Museum of Flight Oral History Collection
The Museum of Flight Oral History Collection chronicles the personal stories of individuals in the fields of aviation and aerospace, from pilots and engineers to executives. This collection, which dates from 2013 to present, consists of digital video recordings and transcripts, which illustrate these individuals’ experiences, relationship with aviation, and advice for those interested in the field. By the end of 2019, approximately 76 interviews will have had been conducted. The interviews range in length from approximately 20 minutes to 4 hours and 45 minutes. Most interviews are completed in one session, but some participants were interviewed over multiple occasions.

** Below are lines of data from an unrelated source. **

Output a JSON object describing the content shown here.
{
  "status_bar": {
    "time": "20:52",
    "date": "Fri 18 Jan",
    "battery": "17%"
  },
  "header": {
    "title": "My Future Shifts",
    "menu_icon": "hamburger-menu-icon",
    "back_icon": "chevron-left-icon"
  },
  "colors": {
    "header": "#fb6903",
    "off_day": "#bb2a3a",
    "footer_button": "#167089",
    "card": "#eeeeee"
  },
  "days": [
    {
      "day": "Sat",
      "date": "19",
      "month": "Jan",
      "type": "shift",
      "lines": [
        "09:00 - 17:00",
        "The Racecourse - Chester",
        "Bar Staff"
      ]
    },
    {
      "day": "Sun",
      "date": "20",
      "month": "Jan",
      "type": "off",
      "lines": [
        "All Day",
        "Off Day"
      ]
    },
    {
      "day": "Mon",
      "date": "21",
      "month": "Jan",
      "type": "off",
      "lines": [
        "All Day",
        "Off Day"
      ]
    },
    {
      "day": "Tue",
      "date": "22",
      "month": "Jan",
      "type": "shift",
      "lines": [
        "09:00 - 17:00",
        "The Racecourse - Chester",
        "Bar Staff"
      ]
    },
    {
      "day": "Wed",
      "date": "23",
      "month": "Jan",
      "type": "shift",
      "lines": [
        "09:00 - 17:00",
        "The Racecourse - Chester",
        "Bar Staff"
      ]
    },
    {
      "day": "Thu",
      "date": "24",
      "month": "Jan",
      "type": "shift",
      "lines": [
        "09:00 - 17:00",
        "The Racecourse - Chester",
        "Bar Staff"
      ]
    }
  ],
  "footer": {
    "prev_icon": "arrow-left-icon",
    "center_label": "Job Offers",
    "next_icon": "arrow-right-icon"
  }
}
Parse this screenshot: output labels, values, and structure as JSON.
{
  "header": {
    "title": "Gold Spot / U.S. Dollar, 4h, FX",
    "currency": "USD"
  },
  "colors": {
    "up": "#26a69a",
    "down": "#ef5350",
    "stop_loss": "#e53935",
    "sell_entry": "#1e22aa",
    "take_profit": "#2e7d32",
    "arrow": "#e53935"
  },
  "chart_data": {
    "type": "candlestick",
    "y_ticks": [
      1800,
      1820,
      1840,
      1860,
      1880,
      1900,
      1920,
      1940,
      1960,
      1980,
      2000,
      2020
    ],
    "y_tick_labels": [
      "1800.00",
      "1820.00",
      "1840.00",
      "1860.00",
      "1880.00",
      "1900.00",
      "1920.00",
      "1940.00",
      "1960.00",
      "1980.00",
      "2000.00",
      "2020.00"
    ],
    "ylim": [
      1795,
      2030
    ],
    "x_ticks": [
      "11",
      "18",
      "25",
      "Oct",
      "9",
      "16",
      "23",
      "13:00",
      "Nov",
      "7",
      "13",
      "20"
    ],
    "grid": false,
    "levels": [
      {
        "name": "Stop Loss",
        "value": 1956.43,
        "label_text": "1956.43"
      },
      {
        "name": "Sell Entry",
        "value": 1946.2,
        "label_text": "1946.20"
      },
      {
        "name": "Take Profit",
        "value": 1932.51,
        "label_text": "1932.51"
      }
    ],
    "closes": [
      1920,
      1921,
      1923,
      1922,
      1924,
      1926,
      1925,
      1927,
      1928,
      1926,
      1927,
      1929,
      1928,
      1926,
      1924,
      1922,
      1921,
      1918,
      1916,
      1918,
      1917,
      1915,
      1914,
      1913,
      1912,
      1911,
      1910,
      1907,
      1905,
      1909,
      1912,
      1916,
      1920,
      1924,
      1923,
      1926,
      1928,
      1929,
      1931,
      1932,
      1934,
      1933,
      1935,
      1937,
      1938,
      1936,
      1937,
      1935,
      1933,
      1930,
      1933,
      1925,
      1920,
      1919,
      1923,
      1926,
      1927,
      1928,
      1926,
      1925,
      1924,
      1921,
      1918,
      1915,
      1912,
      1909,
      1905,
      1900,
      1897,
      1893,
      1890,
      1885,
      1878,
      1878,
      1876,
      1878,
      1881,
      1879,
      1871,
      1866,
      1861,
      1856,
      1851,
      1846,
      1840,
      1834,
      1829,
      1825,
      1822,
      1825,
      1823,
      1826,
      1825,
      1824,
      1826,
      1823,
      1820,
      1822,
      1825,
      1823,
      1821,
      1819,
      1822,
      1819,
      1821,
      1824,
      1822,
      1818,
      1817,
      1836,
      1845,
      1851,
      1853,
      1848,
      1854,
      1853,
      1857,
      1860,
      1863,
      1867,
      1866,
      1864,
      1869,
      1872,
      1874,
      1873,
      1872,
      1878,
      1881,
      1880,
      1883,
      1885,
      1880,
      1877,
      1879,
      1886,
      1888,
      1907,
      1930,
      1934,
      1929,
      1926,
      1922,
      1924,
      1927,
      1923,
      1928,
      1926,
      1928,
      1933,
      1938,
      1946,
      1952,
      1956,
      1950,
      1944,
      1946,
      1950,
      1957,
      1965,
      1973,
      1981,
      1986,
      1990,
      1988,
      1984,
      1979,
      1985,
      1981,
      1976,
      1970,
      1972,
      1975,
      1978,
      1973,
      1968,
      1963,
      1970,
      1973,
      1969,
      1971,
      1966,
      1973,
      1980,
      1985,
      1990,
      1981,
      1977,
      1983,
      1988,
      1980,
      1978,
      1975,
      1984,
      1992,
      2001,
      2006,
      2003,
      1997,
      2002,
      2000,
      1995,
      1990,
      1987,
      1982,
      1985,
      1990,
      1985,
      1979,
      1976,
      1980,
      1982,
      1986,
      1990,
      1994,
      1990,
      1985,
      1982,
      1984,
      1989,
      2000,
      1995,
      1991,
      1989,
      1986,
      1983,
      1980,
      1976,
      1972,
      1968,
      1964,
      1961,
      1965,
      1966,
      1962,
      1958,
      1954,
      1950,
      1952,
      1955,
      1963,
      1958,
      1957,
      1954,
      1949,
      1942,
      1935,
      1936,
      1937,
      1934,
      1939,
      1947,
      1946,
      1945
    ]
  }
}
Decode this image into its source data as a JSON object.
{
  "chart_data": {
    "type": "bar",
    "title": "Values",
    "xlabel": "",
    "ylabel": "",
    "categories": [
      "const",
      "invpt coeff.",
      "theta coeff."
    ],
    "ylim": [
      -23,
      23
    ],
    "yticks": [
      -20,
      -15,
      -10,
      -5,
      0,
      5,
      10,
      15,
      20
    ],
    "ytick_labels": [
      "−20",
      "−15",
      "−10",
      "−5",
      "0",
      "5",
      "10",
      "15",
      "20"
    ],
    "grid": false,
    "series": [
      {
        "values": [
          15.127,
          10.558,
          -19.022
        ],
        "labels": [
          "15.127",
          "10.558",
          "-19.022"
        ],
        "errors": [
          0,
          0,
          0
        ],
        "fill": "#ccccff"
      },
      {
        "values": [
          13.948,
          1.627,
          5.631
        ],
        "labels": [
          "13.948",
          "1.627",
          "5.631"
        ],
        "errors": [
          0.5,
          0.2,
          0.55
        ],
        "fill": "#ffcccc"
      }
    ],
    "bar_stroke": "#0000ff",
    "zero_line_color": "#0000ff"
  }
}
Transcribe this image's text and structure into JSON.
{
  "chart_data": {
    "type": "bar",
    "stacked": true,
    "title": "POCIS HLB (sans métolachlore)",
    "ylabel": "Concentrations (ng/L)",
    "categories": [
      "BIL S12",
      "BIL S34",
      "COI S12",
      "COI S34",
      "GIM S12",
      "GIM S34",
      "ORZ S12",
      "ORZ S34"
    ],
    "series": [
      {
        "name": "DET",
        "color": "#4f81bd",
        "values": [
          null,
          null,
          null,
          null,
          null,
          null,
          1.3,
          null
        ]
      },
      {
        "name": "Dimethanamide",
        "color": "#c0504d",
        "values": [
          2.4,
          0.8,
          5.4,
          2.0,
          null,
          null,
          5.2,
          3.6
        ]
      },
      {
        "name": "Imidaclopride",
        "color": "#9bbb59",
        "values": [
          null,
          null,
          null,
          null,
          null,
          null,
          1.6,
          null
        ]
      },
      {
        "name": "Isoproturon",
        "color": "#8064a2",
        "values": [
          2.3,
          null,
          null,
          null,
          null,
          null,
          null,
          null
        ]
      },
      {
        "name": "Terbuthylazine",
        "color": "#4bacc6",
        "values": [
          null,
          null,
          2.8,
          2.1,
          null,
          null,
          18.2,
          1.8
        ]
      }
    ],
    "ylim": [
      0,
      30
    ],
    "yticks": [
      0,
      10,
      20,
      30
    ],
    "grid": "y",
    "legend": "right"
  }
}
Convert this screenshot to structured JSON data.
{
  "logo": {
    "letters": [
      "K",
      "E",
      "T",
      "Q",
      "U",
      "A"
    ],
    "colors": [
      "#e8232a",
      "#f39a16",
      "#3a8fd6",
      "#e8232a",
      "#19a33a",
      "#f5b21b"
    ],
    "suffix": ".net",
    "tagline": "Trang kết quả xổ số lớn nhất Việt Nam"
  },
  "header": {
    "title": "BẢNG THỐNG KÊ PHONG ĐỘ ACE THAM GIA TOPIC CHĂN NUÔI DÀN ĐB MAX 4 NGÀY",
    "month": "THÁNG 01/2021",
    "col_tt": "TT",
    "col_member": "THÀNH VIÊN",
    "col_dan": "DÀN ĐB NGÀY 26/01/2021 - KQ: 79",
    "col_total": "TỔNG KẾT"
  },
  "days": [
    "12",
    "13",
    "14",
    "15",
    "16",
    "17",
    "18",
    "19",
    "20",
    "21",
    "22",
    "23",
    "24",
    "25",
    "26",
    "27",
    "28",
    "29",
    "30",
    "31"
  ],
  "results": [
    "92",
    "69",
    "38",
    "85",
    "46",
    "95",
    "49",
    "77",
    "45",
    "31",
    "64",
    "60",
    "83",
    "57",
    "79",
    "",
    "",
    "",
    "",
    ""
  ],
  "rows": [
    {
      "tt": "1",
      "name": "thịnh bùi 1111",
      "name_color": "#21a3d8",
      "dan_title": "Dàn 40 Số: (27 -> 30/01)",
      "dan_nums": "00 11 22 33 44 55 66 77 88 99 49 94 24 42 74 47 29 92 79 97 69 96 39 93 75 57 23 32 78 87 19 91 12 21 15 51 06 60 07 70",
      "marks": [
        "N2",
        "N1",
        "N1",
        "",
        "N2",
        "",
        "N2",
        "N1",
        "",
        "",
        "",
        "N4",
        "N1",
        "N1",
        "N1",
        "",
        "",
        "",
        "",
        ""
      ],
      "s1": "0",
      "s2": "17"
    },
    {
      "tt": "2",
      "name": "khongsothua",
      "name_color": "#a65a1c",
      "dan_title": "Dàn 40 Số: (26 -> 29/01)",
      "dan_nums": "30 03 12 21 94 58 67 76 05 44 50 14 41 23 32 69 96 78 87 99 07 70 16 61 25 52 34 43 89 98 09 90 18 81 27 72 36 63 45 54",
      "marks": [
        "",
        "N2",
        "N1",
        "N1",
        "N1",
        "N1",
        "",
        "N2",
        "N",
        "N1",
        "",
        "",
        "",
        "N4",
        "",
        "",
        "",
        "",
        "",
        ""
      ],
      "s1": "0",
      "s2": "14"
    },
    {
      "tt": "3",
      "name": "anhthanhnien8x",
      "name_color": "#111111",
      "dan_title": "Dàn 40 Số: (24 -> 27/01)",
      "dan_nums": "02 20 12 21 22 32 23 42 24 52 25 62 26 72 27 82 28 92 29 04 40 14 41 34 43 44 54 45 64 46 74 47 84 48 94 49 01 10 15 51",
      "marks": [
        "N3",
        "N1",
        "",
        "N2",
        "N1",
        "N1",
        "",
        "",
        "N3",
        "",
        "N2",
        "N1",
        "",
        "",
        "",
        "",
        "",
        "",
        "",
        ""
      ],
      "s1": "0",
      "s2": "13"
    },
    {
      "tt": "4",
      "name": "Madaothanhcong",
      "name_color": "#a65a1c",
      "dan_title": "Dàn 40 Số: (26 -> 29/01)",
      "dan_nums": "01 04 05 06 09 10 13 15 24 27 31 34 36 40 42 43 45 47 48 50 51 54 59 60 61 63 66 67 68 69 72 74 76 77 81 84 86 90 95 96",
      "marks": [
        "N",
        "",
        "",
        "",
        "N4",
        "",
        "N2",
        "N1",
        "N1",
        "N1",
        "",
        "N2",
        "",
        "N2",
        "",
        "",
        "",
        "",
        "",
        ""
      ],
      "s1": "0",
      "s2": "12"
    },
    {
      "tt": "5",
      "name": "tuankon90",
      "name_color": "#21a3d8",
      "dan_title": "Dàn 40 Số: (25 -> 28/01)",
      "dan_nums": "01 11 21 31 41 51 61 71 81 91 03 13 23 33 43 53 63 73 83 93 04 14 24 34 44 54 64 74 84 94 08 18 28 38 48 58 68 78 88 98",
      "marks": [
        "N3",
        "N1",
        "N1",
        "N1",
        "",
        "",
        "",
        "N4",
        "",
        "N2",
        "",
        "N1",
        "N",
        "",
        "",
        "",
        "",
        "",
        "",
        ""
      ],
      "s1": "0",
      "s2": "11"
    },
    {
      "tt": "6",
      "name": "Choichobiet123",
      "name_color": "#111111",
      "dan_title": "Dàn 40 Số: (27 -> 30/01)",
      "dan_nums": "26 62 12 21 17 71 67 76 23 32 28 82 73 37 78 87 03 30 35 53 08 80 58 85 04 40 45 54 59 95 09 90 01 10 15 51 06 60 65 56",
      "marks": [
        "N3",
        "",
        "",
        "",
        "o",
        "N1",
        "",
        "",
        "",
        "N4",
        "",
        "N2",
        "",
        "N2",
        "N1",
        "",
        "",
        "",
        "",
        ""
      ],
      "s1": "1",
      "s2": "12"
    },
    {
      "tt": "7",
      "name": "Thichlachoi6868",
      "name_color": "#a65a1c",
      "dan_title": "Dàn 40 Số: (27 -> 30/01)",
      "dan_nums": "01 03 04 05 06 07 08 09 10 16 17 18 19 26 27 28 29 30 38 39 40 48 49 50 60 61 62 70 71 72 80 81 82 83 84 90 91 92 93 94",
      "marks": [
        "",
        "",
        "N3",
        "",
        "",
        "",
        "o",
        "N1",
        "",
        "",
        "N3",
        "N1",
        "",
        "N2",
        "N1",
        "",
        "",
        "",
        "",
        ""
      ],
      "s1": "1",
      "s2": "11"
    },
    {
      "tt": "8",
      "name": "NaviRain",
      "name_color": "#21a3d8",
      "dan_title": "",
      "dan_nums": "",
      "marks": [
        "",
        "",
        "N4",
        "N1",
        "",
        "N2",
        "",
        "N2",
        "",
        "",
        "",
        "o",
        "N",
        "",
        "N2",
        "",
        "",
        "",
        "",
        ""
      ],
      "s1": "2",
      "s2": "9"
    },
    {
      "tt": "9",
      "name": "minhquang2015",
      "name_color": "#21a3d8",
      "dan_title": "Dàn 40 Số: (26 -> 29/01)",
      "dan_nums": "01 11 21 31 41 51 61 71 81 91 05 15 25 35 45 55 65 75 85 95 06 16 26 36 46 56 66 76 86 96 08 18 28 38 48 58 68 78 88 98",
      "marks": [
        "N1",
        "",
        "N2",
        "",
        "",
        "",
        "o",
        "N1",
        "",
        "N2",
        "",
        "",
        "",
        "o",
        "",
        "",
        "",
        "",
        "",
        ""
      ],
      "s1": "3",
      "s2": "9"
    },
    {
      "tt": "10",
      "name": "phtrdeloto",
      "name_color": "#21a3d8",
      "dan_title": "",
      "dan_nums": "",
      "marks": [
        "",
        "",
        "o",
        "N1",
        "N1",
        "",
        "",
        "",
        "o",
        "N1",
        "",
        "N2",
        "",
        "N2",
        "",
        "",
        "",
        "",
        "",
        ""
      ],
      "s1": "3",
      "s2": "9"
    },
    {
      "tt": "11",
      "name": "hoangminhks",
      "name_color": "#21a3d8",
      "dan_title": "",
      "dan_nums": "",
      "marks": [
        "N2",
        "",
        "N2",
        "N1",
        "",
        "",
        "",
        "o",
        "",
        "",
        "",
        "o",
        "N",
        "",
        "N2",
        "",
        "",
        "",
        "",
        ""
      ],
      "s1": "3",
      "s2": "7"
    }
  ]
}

The personal stories in this collection span much of the modern history of flight, from the Golden Age of Aviation in the 1930s, to the evolution of jet aircraft in the mid-twentieth century, to the ongoing developments of the Space Age. The selected interviewees represent a wide range of career paths and a diverse cross-section of professionals, each of whom made significant contributions to their field. Among the many interviewees are Calvin Kam, a United States Army veteran who served as a helicopter pilot during the Vietnam War; Robert “Bob” Alexander, a mechanical engineer who helped design the Hubble Telescope; and Betty Riley Stockard, a flight attendant during the 1940s who once acted as a secret parcel carrier during World War II.
The production of the videos was funded by Mary Kay and Michael Hallman. Processing and cataloging of the videos was made possible by a 4Culture "Heritage Projects" grant.